Salman Khan isn’t going anywhere—at least for the time being.
On May 8, the Bombay high court suspended the convicted Bollywood superstar’s jail sentence, pending his appeal.
Khan’s lawyers argued that the lower court had not considered all the evidence at hand during the trial.
Two days ago, the 49-year-old actor was sentenced by a lower court to a five-year-long jail term in a 2002 hit-and-run case, which left one homeless person dead and four others injured. He was charged for culpable homicide.
Within hours of his conviction, however, Harish Salve, one of India’s best-known lawyers, had appeared in the Bombay high court on Khan’s behalf to help him obtain an interim bail, which the court had granted.

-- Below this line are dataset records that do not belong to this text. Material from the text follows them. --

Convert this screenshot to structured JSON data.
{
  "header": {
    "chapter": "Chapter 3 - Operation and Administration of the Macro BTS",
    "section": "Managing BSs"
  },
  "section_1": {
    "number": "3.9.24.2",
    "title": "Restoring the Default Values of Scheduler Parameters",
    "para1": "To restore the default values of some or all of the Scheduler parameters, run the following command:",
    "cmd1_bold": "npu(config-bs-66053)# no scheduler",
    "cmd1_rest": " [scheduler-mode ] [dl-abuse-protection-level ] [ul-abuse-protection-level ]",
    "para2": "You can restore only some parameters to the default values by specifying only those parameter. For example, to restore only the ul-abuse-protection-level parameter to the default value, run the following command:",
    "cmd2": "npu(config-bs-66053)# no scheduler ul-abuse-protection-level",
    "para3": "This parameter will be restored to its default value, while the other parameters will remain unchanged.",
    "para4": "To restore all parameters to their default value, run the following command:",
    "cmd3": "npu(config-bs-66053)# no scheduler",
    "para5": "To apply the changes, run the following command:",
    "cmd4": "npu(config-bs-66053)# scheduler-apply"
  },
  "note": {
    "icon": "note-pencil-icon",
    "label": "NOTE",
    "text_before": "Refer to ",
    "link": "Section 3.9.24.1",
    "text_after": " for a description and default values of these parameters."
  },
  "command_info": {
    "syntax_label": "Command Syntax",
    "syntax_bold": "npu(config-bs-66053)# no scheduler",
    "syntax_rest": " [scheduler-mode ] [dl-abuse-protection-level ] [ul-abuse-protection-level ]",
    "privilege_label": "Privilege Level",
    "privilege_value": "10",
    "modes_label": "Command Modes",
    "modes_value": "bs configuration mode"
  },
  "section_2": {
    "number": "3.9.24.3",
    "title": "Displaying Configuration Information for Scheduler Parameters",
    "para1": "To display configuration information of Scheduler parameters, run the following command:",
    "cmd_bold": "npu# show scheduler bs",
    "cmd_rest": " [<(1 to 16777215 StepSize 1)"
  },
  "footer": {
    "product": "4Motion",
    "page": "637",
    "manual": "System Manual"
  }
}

The court then fixed May 8 for hearing Khan’s appeal against the earlier verdict.
Khan’s bail has now been extended, and the appeal hearing will begin in July.
Back on the floor
His conviction on May 6 had put in the limbo the future of at least five films Khan is currently a part of.
Two of these—Bajrangi Bhaijaan and Prem Ratan Dhan Payo—are slated to be released in 2015, and the production and marketing of the two films together is estimated to be Rs200-250 crore, according to the Economic Times newspaper.

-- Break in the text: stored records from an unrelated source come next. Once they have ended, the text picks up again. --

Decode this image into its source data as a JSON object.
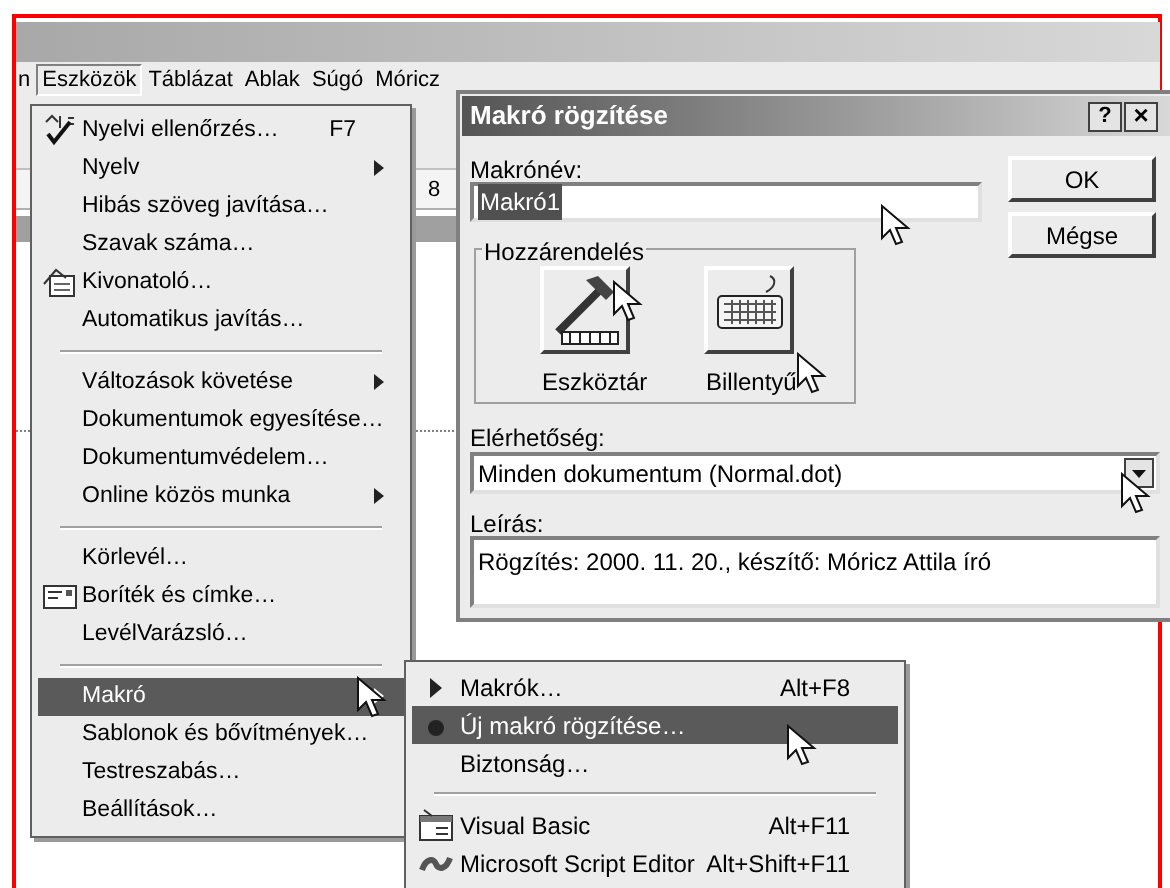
{
  "menu_bar": [
    {
      "label": "n",
      "selected": false
    },
    {
      "label": "Eszközök",
      "selected": true
    },
    {
      "label": "Táblázat",
      "selected": false
    },
    {
      "label": "Ablak",
      "selected": false
    },
    {
      "label": "Súgó",
      "selected": false
    },
    {
      "label": "Móricz",
      "selected": false
    }
  ],
  "ruler_number": "8",
  "tools_menu": [
    {
      "kind": "item",
      "label": "Nyelvi ellenőrzés…",
      "shortcut": "F7",
      "submenu": false,
      "selected": false
    },
    {
      "kind": "item",
      "label": "Nyelv",
      "submenu": true,
      "selected": false
    },
    {
      "kind": "item",
      "label": "Hibás szöveg javítása…",
      "submenu": false,
      "selected": false
    },
    {
      "kind": "item",
      "label": "Szavak száma…",
      "submenu": false,
      "selected": false
    },
    {
      "kind": "item",
      "label": "Kivonatoló…",
      "submenu": false,
      "selected": false
    },
    {
      "kind": "item",
      "label": "Automatikus javítás…",
      "submenu": false,
      "selected": false
    },
    {
      "kind": "separator"
    },
    {
      "kind": "item",
      "label": "Változások követése",
      "submenu": true,
      "selected": false
    },
    {
      "kind": "item",
      "label": "Dokumentumok egyesítése…",
      "submenu": false,
      "selected": false
    },
    {
      "kind": "item",
      "label": "Dokumentumvédelem…",
      "submenu": false,
      "selected": false
    },
    {
      "kind": "item",
      "label": "Online közös munka",
      "submenu": true,
      "selected": false
    },
    {
      "kind": "separator"
    },
    {
      "kind": "item",
      "label": "Körlevél…",
      "submenu": false,
      "selected": false
    },
    {
      "kind": "item",
      "label": "Boríték és címke…",
      "submenu": false,
      "selected": false
    },
    {
      "kind": "item",
      "label": "LevélVarázsló…",
      "submenu": false,
      "selected": false
    },
    {
      "kind": "separator"
    },
    {
      "kind": "item",
      "label": "Makró",
      "submenu": true,
      "selected": true
    },
    {
      "kind": "item",
      "label": "Sablonok és bővítmények…",
      "submenu": false,
      "selected": false
    },
    {
      "kind": "item",
      "label": "Testreszabás…",
      "submenu": false,
      "selected": false
    },
    {
      "kind": "item",
      "label": "Beállítások…",
      "submenu": false,
      "selected": false
    }
  ],
  "macro_submenu": [
    {
      "kind": "item",
      "label": "Makrók…",
      "shortcut": "Alt+F8",
      "selected": false
    },
    {
      "kind": "item",
      "label": "Új makró rögzítése…",
      "selected": true
    },
    {
      "kind": "item",
      "label": "Biztonság…",
      "selected": false
    },
    {
      "kind": "separator"
    },
    {
      "kind": "item",
      "label": "Visual Basic",
      "shortcut": "Alt+F11",
      "selected": false
    },
    {
      "kind": "item",
      "label": "Microsoft Script Editor",
      "shortcut": "Alt+Shift+F11",
      "selected": false
    }
  ],
  "dialog": {
    "title": "Makró rögzítése",
    "help_button": "?",
    "close_button": "×",
    "name_label": "Makrónév:",
    "name_value": "Makró1",
    "ok_button": "OK",
    "cancel_button": "Mégse",
    "group_title": "Hozzárendelés",
    "assign_buttons": [
      {
        "label": "Eszköztár"
      },
      {
        "label": "Billentyű"
      }
    ],
    "availability_label": "Elérhetőség:",
    "availability_value": "Minden dokumentum (Normal.dot)",
    "description_label": "Leírás:",
    "description_value": "Rögzítés: 2000. 11. 20., készítő: Móricz Attila író"
  }
}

Even if jailed, Khan may have had the option to come out on parole and finished pending films—as actors in the past have. Actor Sanjay Dutt, currently imprisoned for illegal possession of arms in connection with the 1993 Mumbai serial blasts case, for instance, was out on either parole or furlough for more than 100 days between May 2013, the month he went to jail, and May 2014.

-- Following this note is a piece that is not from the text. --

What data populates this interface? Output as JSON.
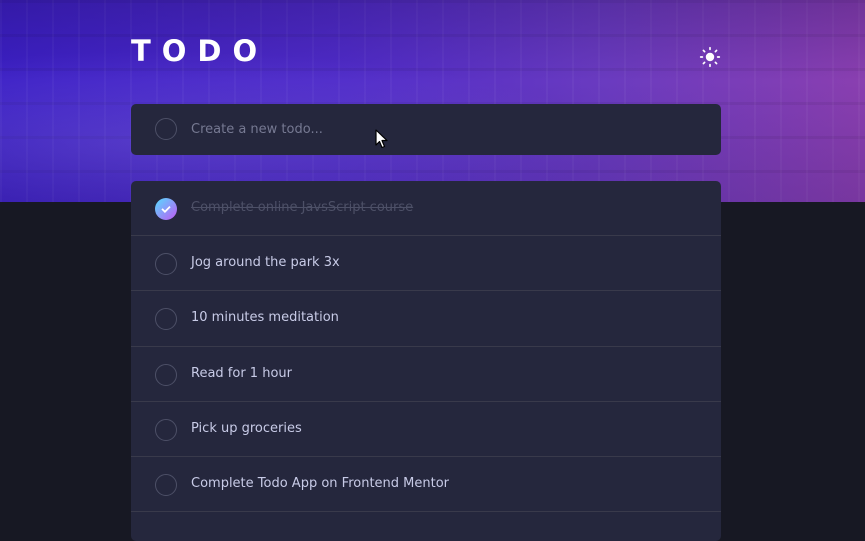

Khan, however, is here to stay—and so, it is likely to be business as usual at the box office.
During certain years, Khan’s films alone have accounted for as much as 15% of the total revenue made on films in India, Shailendra Singh, joint managing director of entertainment and media company Percept, told the Wall Street Journal. And the actor has raked in some serious cash: In 2014, he topped the Forbes celebrity list in 2014, earning Rs244.5 crore ($38.4 million).
“As Salman Khan is such a big star, the timing is going to be 100% in his favour. Whenever a court case is on, the wave always goes in favour of the star,” film analyst Komal Nahta told Quartz.
In 2012, director Kabir Khan’s Ek Tha Tiger, featuring Salman Khan, earned Rs198 crore at the box office in India, and was one of the highest-grossing films that year.
Karan Johar’s Shuddhi, Anees Bazmee’s No Entry Mein Entry and Ali Abbas Zafar’s Sultan are also in the pipeline.
Since 2009, Khan has starred in some of Bollywood’s biggest hits. His last seven blockbusters have made a total of Rs1,100 crore ($173 million) at the box office.
And after sliding on Wednesday, stocks of companies that are involved with Khan reacted immediately.
Shares of Eros International Media—which holds the distribution rights for Bajrangi Bhaijaan—jumped by 6%. The stock of Mandhana Industries, which has an exclusive contract with Khan’s Being Human foundation to promote its products, rose almost 2%.
Being Human merchandise currently contributes around 10% of Mandhana’s global sales. In the 2015 fiscal, Mandhana made Rs170 crore from Being Human merchandise, an increase of almost 30% from the previous year.